1

I'm working with WikiData (a cross-referencing of multiple data sources, including Wikipedia) and they provide a ~50 GB JSON file with no white space. I want to extract certain kinds of data from it, which I could do with grep if it was pretty printed. I'm running on a mac.

Some methods of reformatting, e.g.,

 cat ... | python -m json.too
 ./jq . filename.json

Will not work on a large file. python chokes. jq dies. There was a great thread here: How can I pretty-print JSON in (unix) shell script? But I'm not sure how/if any can deal with large files.

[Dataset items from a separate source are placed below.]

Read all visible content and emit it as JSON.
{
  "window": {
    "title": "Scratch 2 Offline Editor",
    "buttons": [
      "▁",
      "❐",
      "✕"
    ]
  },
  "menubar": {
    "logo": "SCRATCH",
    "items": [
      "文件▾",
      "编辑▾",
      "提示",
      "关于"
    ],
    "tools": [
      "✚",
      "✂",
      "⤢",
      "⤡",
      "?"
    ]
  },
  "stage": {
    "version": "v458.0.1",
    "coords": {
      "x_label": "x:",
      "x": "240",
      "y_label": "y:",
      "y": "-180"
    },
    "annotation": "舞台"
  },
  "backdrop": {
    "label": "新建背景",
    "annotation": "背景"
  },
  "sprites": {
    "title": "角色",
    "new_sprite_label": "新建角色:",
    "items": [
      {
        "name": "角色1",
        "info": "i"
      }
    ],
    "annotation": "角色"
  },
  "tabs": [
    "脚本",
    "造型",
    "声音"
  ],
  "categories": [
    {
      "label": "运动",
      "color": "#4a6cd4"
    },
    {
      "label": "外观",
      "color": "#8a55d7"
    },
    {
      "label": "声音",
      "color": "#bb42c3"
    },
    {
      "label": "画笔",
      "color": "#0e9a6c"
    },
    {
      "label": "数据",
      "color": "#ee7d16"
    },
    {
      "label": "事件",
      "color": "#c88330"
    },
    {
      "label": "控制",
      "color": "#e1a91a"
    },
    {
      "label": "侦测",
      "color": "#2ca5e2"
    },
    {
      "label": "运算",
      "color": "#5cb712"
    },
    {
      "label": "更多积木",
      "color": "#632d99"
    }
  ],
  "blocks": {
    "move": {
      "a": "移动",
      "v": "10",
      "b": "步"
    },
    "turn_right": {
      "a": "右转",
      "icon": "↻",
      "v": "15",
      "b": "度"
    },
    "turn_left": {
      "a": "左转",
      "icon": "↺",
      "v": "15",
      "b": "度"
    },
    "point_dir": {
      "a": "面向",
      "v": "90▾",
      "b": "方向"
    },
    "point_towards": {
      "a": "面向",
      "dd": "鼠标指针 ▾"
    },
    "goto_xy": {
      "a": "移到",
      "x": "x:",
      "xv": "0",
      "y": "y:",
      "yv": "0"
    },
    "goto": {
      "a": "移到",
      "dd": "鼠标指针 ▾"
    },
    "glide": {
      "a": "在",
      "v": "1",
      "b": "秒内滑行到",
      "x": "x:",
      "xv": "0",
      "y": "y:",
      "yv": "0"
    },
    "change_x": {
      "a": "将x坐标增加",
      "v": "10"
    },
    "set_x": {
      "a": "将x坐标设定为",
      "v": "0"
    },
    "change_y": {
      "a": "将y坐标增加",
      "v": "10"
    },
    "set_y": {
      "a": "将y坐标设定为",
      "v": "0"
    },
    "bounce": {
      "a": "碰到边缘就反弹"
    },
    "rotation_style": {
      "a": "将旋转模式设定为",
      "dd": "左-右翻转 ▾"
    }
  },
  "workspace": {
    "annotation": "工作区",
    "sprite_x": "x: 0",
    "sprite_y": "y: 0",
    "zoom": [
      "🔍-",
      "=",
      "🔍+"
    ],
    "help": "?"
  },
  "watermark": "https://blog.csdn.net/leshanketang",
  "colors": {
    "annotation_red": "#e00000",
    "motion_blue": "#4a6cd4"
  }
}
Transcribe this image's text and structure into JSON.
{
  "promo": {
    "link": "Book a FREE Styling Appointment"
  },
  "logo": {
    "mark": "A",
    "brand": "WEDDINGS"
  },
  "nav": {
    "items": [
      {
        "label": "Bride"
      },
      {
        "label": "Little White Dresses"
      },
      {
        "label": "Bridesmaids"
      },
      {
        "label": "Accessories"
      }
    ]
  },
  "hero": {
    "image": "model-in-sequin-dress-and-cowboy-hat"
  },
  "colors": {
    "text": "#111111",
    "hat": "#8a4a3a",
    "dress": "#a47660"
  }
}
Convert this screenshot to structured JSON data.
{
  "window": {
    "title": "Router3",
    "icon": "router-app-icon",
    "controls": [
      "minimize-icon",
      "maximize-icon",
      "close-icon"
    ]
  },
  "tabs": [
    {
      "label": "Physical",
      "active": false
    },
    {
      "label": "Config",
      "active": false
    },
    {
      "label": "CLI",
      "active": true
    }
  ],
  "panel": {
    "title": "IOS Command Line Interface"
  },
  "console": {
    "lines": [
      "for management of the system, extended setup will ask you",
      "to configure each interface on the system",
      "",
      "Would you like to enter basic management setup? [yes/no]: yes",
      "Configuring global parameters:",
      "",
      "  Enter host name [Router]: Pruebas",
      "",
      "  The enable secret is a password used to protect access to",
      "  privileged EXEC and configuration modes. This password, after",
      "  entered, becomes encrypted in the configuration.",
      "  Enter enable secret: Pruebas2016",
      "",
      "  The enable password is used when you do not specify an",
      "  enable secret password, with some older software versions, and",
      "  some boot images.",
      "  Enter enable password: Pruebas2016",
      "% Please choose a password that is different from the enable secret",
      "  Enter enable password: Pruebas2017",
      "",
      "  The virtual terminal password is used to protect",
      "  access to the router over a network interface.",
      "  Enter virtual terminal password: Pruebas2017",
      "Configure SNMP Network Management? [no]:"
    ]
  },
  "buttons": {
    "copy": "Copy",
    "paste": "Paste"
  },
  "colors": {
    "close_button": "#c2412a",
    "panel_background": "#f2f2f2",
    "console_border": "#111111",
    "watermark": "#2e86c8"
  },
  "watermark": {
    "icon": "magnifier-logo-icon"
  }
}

This company uses "Akka streams" to do this very task (they claim <10 minutes to process all Wikidata), but I know nothing about it: http://engineering.intenthq.com/2015/06/wikidata-akka-streams/

Wikidata has a predictable format (https://www.mediawiki.org/wiki/Wikibase/DataModel/JSON), and I am able to accomplish most of my goal by piping through a series of sed and tr, but it's clumsy and potentially error-prone, and I'd much prefer to be grepping on a prettyprint.

Any suggestions?

Community
  • 1
  • 1
some ideas
  • 64
  • 3
  • 14
  • By "certain kinds" you mean what? Can you give an example of the `grep`? It sounds like you need the white space from the pretty print to create your match criteria? Shouldn't you be able to use a regex to deal with having no white space? I'm guessing that since there is no white space, there are no `` characters, is that true? – Beartech Jul 28 '15 at 16:57
  • There are zero linefeeds, and forcing line feeds after JSON delimiters is too sloppy. The Wikidata is very predictable, so for example, I could search for lines containing '"language":"en"' or '"site":"enwiki"' and get what I need. – some ideas Jul 28 '15 at 19:07
  • 1
    why not piping through a sed/awk (or whatever) to helping a bit your grep. By ex to cut at start of section that could match your criteria (potentialy). some option like `sed -u` does not buffer the lines keeping memory low for this. – NeronLeVelu Jul 29 '15 at 05:50
  • Hi Neron, thanks for mentioning sed -u; though that's not available on the Mac. But I did end up using a series of sed's. – some ideas Jul 30 '15 at 16:10

2 Answers2

3

There are several libraries out there for parsing JSON streams, which I think is what you want—you can pipe the JSON in and deal with it as a stream, which saves you from having to load the whole thing into memory.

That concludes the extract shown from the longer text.